Polar bears currently can be traded as long as the exporting country certifies the existing harvest is sustainable; the United States is trying for the second time to prohibit the commercial trade altogether.
“Can you have a sustainable harvest of a population when the best available science says that they will suffer a 66 percent decline by the middle of the century?” Fish and Wildlife Service Director Daniel M. Ashe said in an interview. He said that protecting the reproducing adults will help buffer against future climate impacts. “What we’re trying to do is to get ahead of the curve in this case rather than waiting until the polar bear is on the verge of extinction before addressing these other factors.”
But some environmentalists such as Sybille Klenzendorf, who directs the species conservation program for the World Wildlife Fund in the United States, said international policymakers can help the bears more by focusing on curbing climate change and offshore drilling in the Arctic.
“We really want to address the threats that are most urgent to save the species,” Klenzendorf said. “The ban on international trade is not at the top of that list.”
She added that the push could alienate aboriginal communities in Canada, who are interacting most closely the bears.
Still, there is no question the global trade of polar bears is increasing, fueled by demand from China and Russia.
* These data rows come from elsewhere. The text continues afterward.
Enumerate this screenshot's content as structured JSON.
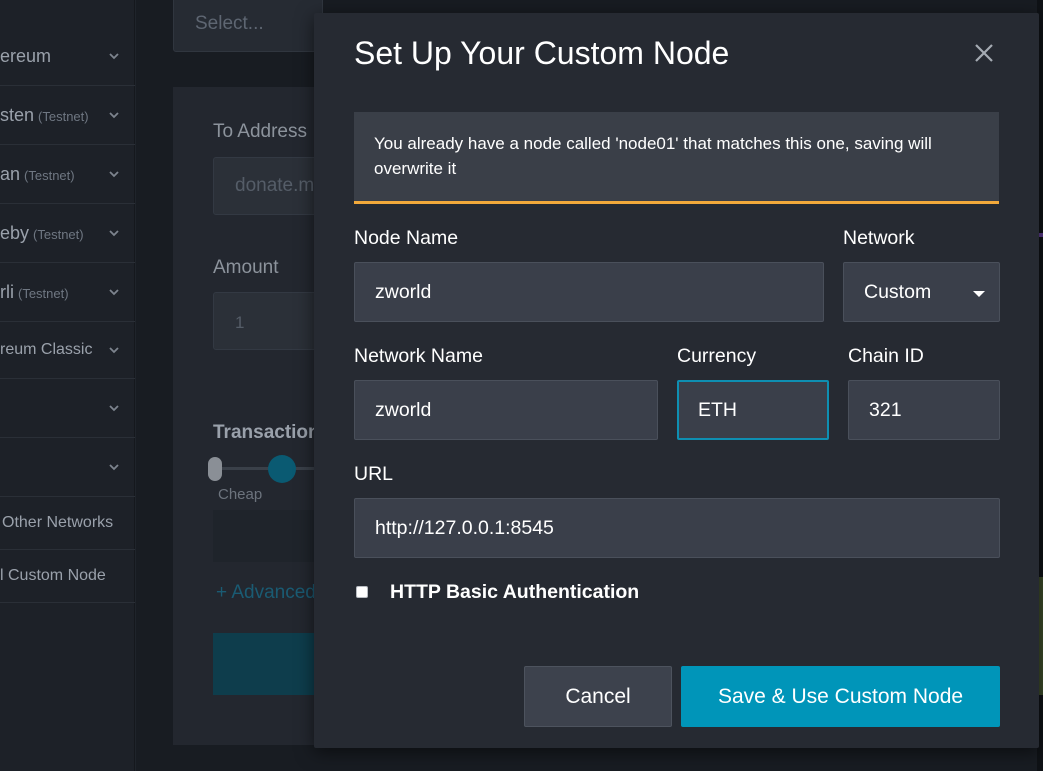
{
  "sidebar": {
    "items": [
      {
        "label": "ereum",
        "testnet": ""
      },
      {
        "label": "sten",
        "testnet": "(Testnet)"
      },
      {
        "label": "an",
        "testnet": "(Testnet)"
      },
      {
        "label": "eby",
        "testnet": "(Testnet)"
      },
      {
        "label": "rli",
        "testnet": "(Testnet)"
      },
      {
        "label": "reum Classic",
        "testnet": ""
      },
      {
        "label": "",
        "testnet": ""
      },
      {
        "label": "",
        "testnet": ""
      }
    ],
    "other_networks": "Other Networks",
    "custom_node": "l Custom Node"
  },
  "background": {
    "select_placeholder": "Select...",
    "to_address_label": "To Address",
    "to_address_placeholder": "donate.m",
    "amount_label": "Amount",
    "amount_placeholder": "1",
    "transaction_label": "Transaction",
    "cheap_label": "Cheap",
    "advanced_link": "+ Advanced"
  },
  "modal": {
    "title": "Set Up Your Custom Node",
    "warning": "You already have a node called 'node01' that matches this one, saving will overwrite it",
    "warning_color": "#f2a93b",
    "node_name_label": "Node Name",
    "node_name_value": "zworld",
    "network_label": "Network",
    "network_value": "Custom",
    "network_name_label": "Network Name",
    "network_name_value": "zworld",
    "currency_label": "Currency",
    "currency_value": "ETH",
    "chain_id_label": "Chain ID",
    "chain_id_value": "321",
    "url_label": "URL",
    "url_value": "http://127.0.0.1:8545",
    "http_auth_label": "HTTP Basic Authentication",
    "http_auth_checked": false,
    "cancel_button": "Cancel",
    "save_button": "Save & Use Custom Node",
    "accent_color": "#0095b9"
  }
}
The number of polar hides offered at auction has risen from 60 in 2010 to 225 in 2012, according to the advocacy group Natural Resources Defense Council (NRDC), while the average sales price rose from $2,186 to $5,211 during that period.
This rise in demand is spurring poaching in Russia, though authorities lack precise numbers.
Andrew Derocher, a University of Alberta biological sciences professor and polar bear expert, said the question of whether to ban the polar bear commercial trade is challenging.
Hunting quotas in Canada are set by territorial and provincial officials rather than federal ones, and licenses are reserved for aboriginal Canadians, though they can sell the licenses and bear parts to others. Hunting quotas have risen recently: The Nunavut territory’s decision to increase the Western Hudson Bay take from eight bears in the 2009-10 season to 21 bears in 2011-12 and 24 bears in the current season alarmed many researchers.